Growing Fun With Your Compost Bin

You can start to enjoy your compost long before it's ready to use. Since many of us set up compost bins in our vegetable garden, it's time to use those bins to their best advantage. Here's how:

Compost cages can be made from sturdy 10 to 13 foot lengths of wire mesh. Make your cage, fill it with compost-ables (leaves and other trimmings), and plant four to six tomato plants (or veggie of your choice) around the base. As the vines grow, tie them to the cage and guide them up and over the top of the pile. Your compost bin now doubles as a tomato cage -- so you're not wasting space, the materials in the bin serve as a mulch to keep plant roots cool and moist during the hottest weather, and -- best of all -- as the materials decompose, nutrients and micro-nutrients are fed directly into the root systems. No fertilizing, no fuss -- just fruit!

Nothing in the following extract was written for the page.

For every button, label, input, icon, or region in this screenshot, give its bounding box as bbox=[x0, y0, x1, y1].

In any sunny location, you can grow pounds and pounds of wonderful sweet potatoes in almost any sort of compost bin using leaves alone. Place moistened leaves in a bin, packing them down, and filling to the top. One full month after the last frost, plant six sweet potato slips (root sprouts -- available at many nurseries and garden centers) into the top of the leaf pile. YOU MUST KEEP THE PILE MOIST AT ALL TIMES. After several weeks the vines will take off, soon cascading over the sides and covering the entire bin. It's compost camouflage! After leaves begin to yellow in the fall, harvest your tubers, use the composted leaves in your garden, and add the vines themselves to next year's compost pile.